Instagram Feeds Worth Following: 5 Brands With 5 Lessons for B2B Marketers
Businesses have always looked for creative ways to make buyers aware of their products. This has never been more true than our current environment, where competition for buyer attention and mindshare is stiff.
Today’s business marketers have a lot of tools available for them to target and fine-tune their efforts, from databases and list parsing to surveys and eye tracking software. The list of tactics is long, too. These can effectively inform, guide, and advance buyer decision-making when appropriately mapped across the journey a segment may take.
The underlying objective, of course, is to influence and persuade buyer choice in ways that are favorable for a brand. The first milestone is sales, with retention and advocacy serving as objectives for the longer term.
In consumer marketing, influence and persuasion are increasingly playing out in ways involving visual content. Channels including Instagram and SnapChat are a conduit to users at times they are proactively seeking stimuli or input. Mobile users have a perpetual itch to refresh feeds, ping others with the latest bit of news, and share inside looks. This need to constantly interact and know more presents great opportunities to brands that choose to capitalize on consumer behavior.
The “all broadcast, all the time” phenomenon translates nicely to B2B marketers as well, but there are important rules of the road to acknowledge. Just as websites shouldn’t have been an online version of a brochure back in the ‘90’s, Instagram isn’t the place for businesses to push out sterile, prepackaged sales collateral or clips of product promo videos in 2016.
Here are a few things for B2B marketers to keep in mind on Instagram:
Five Things B2B Brands On Instagram Need To Remember
1. Don’t try too hard to appear perfect. Instagram is powerful because images can convey what takes a hundred words to describe. Photos needn’t be Pulitzer Prize material to share big messages about a brand’s culture or guiding values, or the people who make it go.
2. Keep it simple, stupid. Instagram isn’t a channel to overthink. Concepts should be clear with the value to the viewer obvious. Going back to the ‘90’s website reference, don’t try to cram everything you want buyers to know into a single post.
3. Entertain me. While Instagram can be a place for a poignant or introspective post, the primary fuel for the feed should be casual, candid, and real. Brands can be professional and buttoned up without coming off stiff or unapproachable.
4. Erase boundaries and limitations. Instagram transports people, it makes them feel included and gives birds-eye glimpses. Brands can bring viewers along for inside looks and showcase its people and products in the wild.
5. It’s not all about you. It can also be about those your brand serves, and the issues and themes related to the industry.
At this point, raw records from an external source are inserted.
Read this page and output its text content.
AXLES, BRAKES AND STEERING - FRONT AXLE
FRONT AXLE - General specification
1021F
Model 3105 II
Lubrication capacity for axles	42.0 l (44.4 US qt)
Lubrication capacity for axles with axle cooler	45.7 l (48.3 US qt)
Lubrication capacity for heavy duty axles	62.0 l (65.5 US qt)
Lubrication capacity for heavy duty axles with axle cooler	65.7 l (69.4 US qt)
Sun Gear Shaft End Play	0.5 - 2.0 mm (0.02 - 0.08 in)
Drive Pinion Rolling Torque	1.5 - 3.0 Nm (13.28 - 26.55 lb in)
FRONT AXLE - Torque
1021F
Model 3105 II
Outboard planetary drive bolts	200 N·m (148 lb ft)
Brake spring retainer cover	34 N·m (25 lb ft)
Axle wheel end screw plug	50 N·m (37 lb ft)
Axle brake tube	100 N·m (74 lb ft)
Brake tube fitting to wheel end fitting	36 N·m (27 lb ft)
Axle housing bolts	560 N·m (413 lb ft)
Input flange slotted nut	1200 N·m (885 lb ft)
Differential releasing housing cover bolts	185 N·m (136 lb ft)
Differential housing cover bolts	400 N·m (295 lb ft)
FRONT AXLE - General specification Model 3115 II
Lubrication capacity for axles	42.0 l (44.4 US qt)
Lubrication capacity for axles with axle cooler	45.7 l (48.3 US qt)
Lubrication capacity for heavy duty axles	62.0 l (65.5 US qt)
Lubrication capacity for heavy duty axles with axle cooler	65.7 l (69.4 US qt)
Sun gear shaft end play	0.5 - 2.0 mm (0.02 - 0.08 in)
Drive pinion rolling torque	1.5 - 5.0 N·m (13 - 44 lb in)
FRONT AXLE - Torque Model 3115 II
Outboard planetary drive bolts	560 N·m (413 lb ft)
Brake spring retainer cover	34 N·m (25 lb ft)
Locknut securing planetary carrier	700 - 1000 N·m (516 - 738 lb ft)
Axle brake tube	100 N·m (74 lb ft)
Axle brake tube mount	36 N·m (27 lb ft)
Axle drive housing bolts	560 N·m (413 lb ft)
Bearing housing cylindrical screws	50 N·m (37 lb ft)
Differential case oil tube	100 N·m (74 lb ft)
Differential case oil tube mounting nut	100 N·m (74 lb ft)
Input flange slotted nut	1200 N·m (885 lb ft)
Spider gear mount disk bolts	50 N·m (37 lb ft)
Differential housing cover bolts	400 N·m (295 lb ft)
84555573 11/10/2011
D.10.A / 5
Brands have the responsibility and opportunity to surface interesting and key topics for the greater user base to discuss.
So Which B2B Brands Are Getting Instagram Right?
A few B2B brands know how to use Instagram to connect with customers by demonstrating the lessons described above.
Walker Mowers is a manufacturing company specializing in commercial lawn equipment. The brand’s Instagram feed is fine example of the brand essence. The tone and content is candid, friendly, casual, and inclusive. In addition to showcasing Walker products in action, viewers can come to know dealers, customers, and employees.
- Embodies lesson number one
- Instagram feed: https://www.instagram.com/walkermowers/
CloudPeeps is a marketplace for businesses looking for creative contractors and freelancers in search of clients. Advocates of the virtual workstyle, CloudPeeps uses Instagram to showcase coworking facilities and collaborative mindsharing.
- Embodies lesson number two
- Instagram feed: https://www.instagram.com/cloudpeeps/
Grammarly is a tech product that helps keep your writing error-free. The brand uses Instagram to share useful tips and rules for better writing. It keeps things from feeling too academic by giving us something to chuckle at – common flub-ups and blunders.
- Embodies lesson number three
- Instagram feed: https://www.instagram.com/grammarly/
Rockwell Collins is an electronics and information technology company that supplies technology to diverse projects in global markets. The brand uses Instagram to share glimpses into finished products in situation, its leaders and thinkers at events, and the evolution of the company.
- Embodies lesson number four
- Instagram feed: https://www.instagram.com/rockwellcollins/
Buffer is an app that allows users to efficiently plan and share social media content. The product is simple, elegant, and pairs nicely with related products Pablo and Respond to take the headache out of publishing content and nurturing an online community.